Hello: perhaps you don’t remember me, as it’s been so long since I last posted. I am the previously-prolific Feminéma who used to blog at length on movies and feminism while also quietly conducting research on leave from teaching. Now I am the cranky Feminéma who’s starting a new semester and dealing with university bureaucracy, and can barely watch a film without falling asleep.

Hence, my return to revenge films. Can you believe I’d never seen Oldboy before?

That’s right! so much for subtlety, literary dialogue, or nuanced character development. Teachers and professors, let me recommend that you soothe your weary tempers by falling into Park Chan-wook’s amazing, twisted, compelling, and occasionally gross-out tale of Oh Dae-su (Choi Min-sik). Dae-su was kidnapped, brainwashed, and tortured for 15 years only to find himself suddenly and mysteriously released. Filled with fury — not to mention questions about who did this to him and why — he sets off on a crazy, brain-addled quest to avenge his lost years. A female sushi chef joins him in his quest (somewhat inexplicably).

It has the kinetic weirdness of a great Spaghetti Western. If you can stand a few really unwatchable horror scenes (isn’t this why we have hands? to put them in front of our faces?), Oldboy is how to survive the nonsense of the institutions we work for.

What is it about revenge tales, and why is Park so good at telling them? This is the second installment of his Vengeance Trilogy (preceded by Sympathy for Mr. Vengeance, and followed by Sympathy for Lady Vengeance, which I quite liked back when I was grading an awful lot of papers a couple of years ago). Is there something to be said here about South Korean culture and politics and the way these brilliant vengeance tales strike a particular chord?

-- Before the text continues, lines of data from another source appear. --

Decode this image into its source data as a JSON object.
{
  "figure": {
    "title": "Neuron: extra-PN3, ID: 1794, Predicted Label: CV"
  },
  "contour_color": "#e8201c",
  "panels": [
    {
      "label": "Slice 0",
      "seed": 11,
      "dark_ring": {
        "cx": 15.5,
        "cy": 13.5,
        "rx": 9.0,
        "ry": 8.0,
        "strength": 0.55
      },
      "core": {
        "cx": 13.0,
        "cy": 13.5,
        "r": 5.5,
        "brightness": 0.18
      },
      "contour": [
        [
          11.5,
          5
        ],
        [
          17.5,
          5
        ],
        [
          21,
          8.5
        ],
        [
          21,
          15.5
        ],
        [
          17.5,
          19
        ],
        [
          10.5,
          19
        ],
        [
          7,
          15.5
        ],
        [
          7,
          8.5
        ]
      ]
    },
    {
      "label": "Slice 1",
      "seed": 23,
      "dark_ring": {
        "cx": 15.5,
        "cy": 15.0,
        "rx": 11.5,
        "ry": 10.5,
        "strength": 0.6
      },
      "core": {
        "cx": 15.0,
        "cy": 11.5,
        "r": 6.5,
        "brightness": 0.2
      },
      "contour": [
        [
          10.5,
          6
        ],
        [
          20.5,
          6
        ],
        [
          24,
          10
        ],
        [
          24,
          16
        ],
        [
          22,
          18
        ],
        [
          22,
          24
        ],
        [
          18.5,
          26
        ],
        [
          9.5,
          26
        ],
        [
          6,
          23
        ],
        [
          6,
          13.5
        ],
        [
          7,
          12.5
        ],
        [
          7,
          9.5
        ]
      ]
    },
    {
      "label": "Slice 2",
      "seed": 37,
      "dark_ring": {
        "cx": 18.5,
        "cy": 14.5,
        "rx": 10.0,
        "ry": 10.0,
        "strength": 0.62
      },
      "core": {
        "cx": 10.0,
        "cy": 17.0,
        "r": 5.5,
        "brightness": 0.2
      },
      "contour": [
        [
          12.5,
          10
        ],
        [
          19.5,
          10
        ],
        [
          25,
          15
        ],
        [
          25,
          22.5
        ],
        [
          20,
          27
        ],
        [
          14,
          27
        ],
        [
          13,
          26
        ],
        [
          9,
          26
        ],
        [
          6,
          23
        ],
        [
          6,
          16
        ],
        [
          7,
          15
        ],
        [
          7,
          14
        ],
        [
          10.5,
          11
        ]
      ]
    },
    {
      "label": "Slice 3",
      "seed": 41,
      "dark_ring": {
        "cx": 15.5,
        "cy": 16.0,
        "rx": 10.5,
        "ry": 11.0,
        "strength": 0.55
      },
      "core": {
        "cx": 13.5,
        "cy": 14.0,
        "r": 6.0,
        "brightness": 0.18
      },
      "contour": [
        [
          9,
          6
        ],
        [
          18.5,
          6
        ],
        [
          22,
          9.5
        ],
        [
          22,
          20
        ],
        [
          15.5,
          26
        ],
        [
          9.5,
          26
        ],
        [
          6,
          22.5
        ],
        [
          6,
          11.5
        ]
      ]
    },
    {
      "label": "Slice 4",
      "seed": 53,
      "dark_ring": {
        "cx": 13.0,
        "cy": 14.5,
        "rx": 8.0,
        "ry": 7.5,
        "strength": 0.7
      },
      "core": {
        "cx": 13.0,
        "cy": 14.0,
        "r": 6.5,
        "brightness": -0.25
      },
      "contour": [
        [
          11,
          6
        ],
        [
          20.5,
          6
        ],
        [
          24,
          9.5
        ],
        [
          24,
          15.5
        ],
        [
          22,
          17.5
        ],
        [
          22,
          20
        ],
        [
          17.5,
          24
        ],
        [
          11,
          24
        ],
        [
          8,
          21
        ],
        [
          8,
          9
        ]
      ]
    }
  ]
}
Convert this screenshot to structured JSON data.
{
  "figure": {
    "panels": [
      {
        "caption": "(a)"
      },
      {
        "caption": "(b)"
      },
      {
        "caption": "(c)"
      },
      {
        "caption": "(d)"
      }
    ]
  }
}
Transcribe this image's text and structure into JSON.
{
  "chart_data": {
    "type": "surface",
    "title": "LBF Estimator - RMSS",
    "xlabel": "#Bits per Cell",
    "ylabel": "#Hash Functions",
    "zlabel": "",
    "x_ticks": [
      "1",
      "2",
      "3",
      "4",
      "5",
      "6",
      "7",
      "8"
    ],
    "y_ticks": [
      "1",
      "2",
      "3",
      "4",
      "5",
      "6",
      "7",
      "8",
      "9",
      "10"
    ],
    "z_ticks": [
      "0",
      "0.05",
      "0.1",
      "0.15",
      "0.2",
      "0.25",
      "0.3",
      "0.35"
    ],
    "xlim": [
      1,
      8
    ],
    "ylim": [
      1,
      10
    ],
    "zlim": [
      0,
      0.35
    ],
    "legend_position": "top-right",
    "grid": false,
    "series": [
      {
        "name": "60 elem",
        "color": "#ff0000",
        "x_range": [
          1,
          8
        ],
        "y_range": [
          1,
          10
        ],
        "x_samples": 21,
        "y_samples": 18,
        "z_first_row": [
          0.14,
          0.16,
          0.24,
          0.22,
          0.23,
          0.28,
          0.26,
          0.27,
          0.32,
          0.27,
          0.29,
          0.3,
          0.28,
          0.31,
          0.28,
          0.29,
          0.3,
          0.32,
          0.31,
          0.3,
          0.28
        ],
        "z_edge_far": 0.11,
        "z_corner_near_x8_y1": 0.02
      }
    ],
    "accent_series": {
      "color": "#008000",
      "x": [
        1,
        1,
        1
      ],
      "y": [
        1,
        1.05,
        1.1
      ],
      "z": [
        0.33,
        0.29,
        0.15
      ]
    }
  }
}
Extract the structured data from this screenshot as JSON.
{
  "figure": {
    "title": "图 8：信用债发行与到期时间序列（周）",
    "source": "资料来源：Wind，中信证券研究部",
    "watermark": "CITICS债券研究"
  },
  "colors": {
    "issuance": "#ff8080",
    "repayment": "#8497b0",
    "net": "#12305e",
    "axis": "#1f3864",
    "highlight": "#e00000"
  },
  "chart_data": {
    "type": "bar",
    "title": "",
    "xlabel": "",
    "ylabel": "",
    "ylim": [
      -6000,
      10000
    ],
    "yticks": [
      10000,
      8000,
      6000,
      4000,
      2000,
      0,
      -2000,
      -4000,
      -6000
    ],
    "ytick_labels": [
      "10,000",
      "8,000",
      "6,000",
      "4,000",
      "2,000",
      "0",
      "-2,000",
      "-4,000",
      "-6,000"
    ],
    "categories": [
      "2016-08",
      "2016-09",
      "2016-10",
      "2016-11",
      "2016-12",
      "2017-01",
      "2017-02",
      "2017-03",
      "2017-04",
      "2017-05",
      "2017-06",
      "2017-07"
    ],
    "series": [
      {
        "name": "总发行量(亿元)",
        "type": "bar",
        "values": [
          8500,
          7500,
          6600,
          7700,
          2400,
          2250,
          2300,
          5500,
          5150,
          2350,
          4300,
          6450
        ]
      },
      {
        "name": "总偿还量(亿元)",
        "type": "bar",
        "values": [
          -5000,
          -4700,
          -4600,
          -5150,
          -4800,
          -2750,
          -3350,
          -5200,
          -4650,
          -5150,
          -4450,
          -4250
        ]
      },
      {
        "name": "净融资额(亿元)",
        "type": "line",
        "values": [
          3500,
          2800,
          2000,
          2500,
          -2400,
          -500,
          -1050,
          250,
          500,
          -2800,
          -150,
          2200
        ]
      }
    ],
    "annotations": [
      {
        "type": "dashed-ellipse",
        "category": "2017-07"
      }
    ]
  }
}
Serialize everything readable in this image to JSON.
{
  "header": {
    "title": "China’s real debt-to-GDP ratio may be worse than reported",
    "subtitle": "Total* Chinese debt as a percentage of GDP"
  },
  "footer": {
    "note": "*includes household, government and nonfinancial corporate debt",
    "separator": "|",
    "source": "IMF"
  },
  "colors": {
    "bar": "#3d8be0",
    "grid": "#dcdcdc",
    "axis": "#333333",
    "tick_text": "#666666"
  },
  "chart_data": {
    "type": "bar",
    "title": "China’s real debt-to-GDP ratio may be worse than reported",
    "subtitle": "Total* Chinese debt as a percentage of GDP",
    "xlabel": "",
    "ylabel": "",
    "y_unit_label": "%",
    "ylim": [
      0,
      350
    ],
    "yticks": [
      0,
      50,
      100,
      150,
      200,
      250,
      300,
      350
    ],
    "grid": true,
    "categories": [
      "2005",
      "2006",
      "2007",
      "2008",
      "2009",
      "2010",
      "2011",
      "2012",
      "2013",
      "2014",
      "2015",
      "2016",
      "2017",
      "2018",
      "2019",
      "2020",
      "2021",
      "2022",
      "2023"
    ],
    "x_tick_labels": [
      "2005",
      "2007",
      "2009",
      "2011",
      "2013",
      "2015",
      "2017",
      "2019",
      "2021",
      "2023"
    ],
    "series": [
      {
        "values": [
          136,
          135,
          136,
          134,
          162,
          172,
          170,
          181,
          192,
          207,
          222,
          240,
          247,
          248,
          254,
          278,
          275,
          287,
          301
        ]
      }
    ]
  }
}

They certainly strike a chord with me. The revenge narrative seems so cathartic because it so often features a protagonist who’s helpless to prevent something bad from happening — so, in response, he/she undertakes a strict regimen of physical and mental training to be ready to exact revenge. That single-minded pursuit, and the clarity of the vengeance motive … oh, I can’t tell you how gratifying it is for those of us who spent an hour on hold waiting for some university administrator.

But it’s not just the actual vengeance; it’s also the ragged edges. The fact that Dae-su is going crazy in his cell as his hair grows longer and frizzier. The fact that exacting revenge is fraught with ambivalence and new revelations about himself and his enemy, revelations that affect his mental clarity.

You see? The vengeance movie shows you that revenge is madness, and perhaps even unsatisfying or soul-destroying. Which is just what I need at the end of a long week, when I looked quite similar to that image of Dae-su, all crazy hair and teeth.

Ordinarily I would have cared more that the female role of Mi-do (Kang Hye-jeong, above) is so lackluster, but hey, that would take some feminist ire that I’ve suppressed to get my full intake of vengeance vitamins. Maybe I’ll muster more bile for the Spike Lee remake of the film, reportedly starring Samuel L. Jackson. I promise you, friends, I have not lost the bile; it’s just a question of administering it to the truly deserving.

In the meantime it’s back to lecture-writing and making the longest to-do lists known to humankind. As much as I do love those regular wages, I tell ya: professoring really tests one’s capacity for institutional bullshit.